Vestibular Rehabilitation for Vertigo, Dizziness, and Imbalance
Balance is a multifactorial process involving, on a basic level, what we see, feel, and how our inner ear responds to head movements.
Vestibular rehabilitation is a form of therapy that harnesses the amazing ability of the brain to compensate for and adapt to difficulty processing information from the inner ears. When the ability to process this information is impaired, whether through injury, age related changes, or hypersensitivity, dizziness, vertigo, and disequilibrium can occur.
Vestibular rehabilitation involves maneuvers to improve the health of the inner ear balance organs, exercises to improve gaze stability and functional vision, activities to improve head-eye coordination, habituation exercises to reduce dizziness severity, and activities to help organize the sensory systems involved in equilibrium and balance.

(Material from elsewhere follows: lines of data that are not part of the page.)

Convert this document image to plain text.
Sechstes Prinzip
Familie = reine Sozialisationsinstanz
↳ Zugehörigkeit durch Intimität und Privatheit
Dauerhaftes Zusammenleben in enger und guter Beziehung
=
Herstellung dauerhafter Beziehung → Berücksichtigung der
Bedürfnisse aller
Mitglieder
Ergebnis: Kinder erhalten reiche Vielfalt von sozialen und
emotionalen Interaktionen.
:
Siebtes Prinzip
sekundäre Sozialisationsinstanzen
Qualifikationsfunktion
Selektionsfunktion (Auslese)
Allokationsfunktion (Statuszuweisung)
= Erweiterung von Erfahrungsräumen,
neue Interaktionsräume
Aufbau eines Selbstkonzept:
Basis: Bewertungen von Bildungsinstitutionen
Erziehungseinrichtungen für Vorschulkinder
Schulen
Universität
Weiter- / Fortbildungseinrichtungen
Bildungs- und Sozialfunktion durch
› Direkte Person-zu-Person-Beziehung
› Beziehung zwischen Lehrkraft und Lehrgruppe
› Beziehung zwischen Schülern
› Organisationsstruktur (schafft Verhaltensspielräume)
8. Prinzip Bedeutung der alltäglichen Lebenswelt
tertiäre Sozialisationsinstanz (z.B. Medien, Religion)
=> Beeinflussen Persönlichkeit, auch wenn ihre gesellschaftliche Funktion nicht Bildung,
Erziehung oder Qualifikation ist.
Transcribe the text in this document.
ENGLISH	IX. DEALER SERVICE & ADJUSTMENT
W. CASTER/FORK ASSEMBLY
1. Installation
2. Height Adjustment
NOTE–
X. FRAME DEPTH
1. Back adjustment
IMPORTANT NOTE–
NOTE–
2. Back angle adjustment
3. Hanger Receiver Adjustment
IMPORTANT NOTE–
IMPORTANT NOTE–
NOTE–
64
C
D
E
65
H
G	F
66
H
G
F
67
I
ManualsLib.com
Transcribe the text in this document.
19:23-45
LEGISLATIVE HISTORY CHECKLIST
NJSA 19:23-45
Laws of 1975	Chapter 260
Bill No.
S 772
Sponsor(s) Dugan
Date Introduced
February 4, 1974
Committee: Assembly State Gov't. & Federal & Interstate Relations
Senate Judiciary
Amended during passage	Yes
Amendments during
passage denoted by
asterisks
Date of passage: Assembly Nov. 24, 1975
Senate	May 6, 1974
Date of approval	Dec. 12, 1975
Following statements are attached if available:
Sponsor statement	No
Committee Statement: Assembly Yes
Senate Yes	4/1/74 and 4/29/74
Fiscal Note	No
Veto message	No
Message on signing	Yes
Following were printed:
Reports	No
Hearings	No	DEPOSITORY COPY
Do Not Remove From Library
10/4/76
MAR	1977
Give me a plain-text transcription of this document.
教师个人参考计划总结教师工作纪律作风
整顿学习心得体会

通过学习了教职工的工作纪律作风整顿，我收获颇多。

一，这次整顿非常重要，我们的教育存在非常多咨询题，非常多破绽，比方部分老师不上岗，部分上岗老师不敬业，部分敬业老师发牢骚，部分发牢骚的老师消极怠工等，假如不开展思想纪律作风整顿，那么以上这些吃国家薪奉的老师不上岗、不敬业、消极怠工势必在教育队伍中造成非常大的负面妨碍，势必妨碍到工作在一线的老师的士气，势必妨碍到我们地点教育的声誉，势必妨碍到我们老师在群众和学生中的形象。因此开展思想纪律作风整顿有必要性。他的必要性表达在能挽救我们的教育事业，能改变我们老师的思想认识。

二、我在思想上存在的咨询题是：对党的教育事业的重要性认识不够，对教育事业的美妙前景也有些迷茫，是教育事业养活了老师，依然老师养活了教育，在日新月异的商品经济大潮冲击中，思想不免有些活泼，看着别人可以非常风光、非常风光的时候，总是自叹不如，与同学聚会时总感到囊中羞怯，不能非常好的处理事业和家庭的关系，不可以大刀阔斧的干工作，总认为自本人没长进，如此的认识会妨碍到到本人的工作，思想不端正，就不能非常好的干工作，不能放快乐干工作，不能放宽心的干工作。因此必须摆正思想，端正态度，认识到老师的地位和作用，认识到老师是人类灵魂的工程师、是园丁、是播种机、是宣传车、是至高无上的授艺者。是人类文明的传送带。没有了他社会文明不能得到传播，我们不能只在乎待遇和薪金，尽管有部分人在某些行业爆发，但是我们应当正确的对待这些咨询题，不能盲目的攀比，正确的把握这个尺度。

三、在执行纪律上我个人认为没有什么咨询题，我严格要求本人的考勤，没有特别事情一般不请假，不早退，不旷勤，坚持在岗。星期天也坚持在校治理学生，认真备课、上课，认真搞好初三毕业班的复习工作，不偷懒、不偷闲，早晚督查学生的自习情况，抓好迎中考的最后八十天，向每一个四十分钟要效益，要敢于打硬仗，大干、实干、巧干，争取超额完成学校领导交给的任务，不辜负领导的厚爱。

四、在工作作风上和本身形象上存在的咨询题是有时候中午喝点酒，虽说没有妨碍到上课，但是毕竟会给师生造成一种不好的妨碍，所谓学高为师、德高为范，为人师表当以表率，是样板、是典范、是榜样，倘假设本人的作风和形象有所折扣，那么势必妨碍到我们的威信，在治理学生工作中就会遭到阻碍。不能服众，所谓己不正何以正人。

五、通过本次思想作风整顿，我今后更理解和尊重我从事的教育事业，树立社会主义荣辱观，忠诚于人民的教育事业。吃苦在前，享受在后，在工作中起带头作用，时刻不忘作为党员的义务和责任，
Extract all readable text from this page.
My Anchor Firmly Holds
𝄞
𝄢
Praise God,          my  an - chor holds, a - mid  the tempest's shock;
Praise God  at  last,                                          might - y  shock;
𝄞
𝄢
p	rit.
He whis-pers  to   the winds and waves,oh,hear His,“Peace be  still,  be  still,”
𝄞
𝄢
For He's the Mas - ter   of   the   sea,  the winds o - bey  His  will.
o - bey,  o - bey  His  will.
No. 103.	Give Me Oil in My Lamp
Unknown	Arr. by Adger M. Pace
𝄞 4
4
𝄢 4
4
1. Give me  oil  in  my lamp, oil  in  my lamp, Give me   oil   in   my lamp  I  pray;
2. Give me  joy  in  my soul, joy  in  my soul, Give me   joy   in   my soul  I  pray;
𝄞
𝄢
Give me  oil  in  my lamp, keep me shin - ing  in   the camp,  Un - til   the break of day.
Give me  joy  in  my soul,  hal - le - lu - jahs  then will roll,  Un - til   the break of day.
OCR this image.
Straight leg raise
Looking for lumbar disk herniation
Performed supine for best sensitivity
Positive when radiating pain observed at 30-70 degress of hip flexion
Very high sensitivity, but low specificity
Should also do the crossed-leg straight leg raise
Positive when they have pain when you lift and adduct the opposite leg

Jessica Malouf PT, DPT has received competency in vestibular rehabilitation for children and adults from the American Physical Therapy Association, Emory University, and Speciality Therapy Source. She has over 8 years of experience evaluating and treating dizziness and balance dysfunction and is a member of the Vestibular Disorders Association (VEDA).
Causes of dizziness treated at mainstay include:
Benign paroxysmal positional vertigo (BPPV), vestibular neuritis, labyrinthitis, unilateral and bilateral vestibular hypofunction/loss, migraine associated vertigo, visual vertigo, persistent postural-perceptual dizziness (chronic subjective dizziness), cervicogenic dizziness, Miniere's disease, dizziness related to anxiety, and vertigo/dizziness after TBI or stroke.
Infrared Video Googles
I use infrared video infrared goggles to help accurately diagnose and treat many kinds of dizziness including BPPV and vestibular loss/hypofunction. These googles allow for eye movements to be viewed via video while the patient's vision is blocked. One a patient's eyes cannot fixate on something in their visual environment, abnormal eye movements indicative of vestibular dysfunction can be seen much more easily. The ability to see the specific direction and quality of these abnormal eye movements, called nystagmus, is paramount in the accurate diagnosis of specific types of vestibular dysfunction, such as BPPV.
I also use virtual reality (VR) and video exposure to simulate experiences that may trigger symptoms and sensitivities in a safe and controlled environment. VR allows for slow and controlled progressive exposure to triggering stimuli to encourage the normalization of the central nervous system (CNS) response to these stimuli. Over time, this desensitization process diminishes CNS reactions to triggering stimuli such as busy, moving backgrounds, resulting in reduced feelings of dizziness.